Sampling: If one sample produces multiple outputs, how many samples do I actually have to work with? A strangely worded question so let me explain. Consider the following image

I have a distribution $P$ at the top from which I can generate a number $x$. I have two sets of vectors, $S_1$ and $S_2$. Finally, I have a decider $D$ or classifier. Let's assume that $S_1$ has 10 vectors and $S_2$ has 5 vectors. A generated number $x$ from $P$ modifies vectors in both $S_1$ and $S_2$ (say multiplies them or whatever). Each modified vector then produces a 0 or 1 after it goes through the decider. My goal is to fit a distribution to the decider, and it is important for me to know how many samples I have so I can say what my confidence intervals are.   
Here's the question: If I generate one $x$ from $P$ and use it to modify all the vectors in $S_1$ and $S_2$ and go down the chain, I get 15 outputs from the decider. So do I have 1 sample or do I have 15 samples? My guess is 1 but I can't explain why.
Now let's assume I generate $x_{1}$ from $P$ and use it to modify the vectors in $S_{1}$, and generate another $x_{2}$ from $P$ and use it to modify the vectors in $S_{2}$. Again, I have 15 outputs from the decider. So do I have 2 samples or 15? 
 A: You have one sample of $x$ and 15 sample vectors. 
I think you might be worried that your 15 sample vectors can be thought of as a $15 k$-dimensional representation of a one-dimensional manifold (where $k$ is the dimension of each vector). But if your goal is to best approximate the mapping from the space of vectors to the output of $D$ then you have a discriminative problem, which means you don't care about the distribution from which your input was obtained. You only care that your input samples decently span the domain of $D$. Whether your points decently span the domain if they're only transformed from a single sample $x$ depends on the transformation process.
Consider the following example. Suppose $f(x) = \mathcal{N}(x; 0,1)$ is a mean-zero unit Gaussian distribution. You are given a data set of $N$ input-output pairs $\{x_i, y_i\}$, where the $x$ values are drawn from a different distribution, namely $g(x) = \mathcal{N}(x; 3, 25)$, and $y$ is evaluated as $y = f(x) + \epsilon$ where $\epsilon$ is a zero-mean Gaussian noise term (for example, a measurement error). Then, if you are trying to do a regression problem of finding $f(x)$ by evaluating $y$ then this would be a perfectly fine data set to do so, because outputs from $g(x)$ span the domain of $f(x)$ very well, even if $g(x)$ is nothing like $f(x).$ On the other hand, if $g(x)$ was simply a dirac delta function, then you would have a problem. 
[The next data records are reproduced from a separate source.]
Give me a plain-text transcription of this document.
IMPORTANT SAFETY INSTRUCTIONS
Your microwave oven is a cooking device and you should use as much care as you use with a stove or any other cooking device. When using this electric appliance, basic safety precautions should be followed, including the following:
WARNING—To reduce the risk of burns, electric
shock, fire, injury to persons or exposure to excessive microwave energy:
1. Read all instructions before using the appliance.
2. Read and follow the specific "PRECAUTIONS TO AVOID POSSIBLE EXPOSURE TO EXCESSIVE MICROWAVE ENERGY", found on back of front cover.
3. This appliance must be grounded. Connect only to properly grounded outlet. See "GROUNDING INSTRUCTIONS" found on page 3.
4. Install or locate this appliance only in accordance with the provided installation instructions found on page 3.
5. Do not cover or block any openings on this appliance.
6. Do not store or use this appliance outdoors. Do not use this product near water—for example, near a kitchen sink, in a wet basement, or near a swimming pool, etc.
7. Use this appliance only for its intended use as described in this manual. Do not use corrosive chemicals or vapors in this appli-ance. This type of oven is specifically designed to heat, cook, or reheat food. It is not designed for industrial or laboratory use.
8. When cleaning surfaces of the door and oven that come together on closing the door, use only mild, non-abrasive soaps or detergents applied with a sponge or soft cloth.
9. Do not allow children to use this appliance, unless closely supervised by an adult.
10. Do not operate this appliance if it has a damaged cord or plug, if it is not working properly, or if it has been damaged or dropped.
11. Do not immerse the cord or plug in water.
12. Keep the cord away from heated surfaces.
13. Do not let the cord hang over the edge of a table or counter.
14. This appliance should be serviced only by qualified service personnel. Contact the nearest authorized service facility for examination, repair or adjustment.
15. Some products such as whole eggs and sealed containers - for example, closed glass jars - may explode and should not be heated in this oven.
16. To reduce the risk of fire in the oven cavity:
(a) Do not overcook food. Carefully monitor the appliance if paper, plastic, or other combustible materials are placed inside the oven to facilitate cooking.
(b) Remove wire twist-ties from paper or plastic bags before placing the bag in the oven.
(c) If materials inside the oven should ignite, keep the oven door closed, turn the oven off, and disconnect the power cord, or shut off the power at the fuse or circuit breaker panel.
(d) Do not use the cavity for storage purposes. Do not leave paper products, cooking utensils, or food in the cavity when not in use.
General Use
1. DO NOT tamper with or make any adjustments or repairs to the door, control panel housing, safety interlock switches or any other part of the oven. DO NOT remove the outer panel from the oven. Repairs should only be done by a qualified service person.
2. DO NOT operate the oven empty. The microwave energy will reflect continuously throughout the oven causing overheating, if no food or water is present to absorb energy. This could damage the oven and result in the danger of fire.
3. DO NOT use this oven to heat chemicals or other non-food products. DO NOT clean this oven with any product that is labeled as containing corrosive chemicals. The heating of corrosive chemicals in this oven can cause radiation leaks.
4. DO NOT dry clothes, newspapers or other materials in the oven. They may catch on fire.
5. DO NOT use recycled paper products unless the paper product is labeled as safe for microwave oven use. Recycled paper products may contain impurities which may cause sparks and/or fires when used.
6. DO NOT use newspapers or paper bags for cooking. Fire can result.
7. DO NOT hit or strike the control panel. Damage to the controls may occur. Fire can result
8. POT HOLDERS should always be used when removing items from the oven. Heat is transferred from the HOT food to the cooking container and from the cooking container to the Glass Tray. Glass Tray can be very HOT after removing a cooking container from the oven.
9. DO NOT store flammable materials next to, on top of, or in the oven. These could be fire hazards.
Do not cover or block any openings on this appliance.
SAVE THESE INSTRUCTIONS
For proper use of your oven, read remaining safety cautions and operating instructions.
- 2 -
You just have to ask yourself if the resulting vectors span the domain of $D$ well enough to let your estimation of $D$ properly generalize. Given what you told us in your question, we don't know if that's true. For example, it's possible that there are only $15$ possible realizations of a vector in the vector space with which you're concerned, and they're all obtained by generating any sample $x$ (the only thing $x$ determines is which vector gets represented by which transform). In that case, you only need one sample $x$ to perfectly describe $D.$ On the other hand, it could be that the value of every vector is just the value $x$ repeated $k$ times, in which case you get an extremely narrow piece of information from one sample (i.e. only one vector value). Obviously the true scenario will lie somewhere between those extreme cases.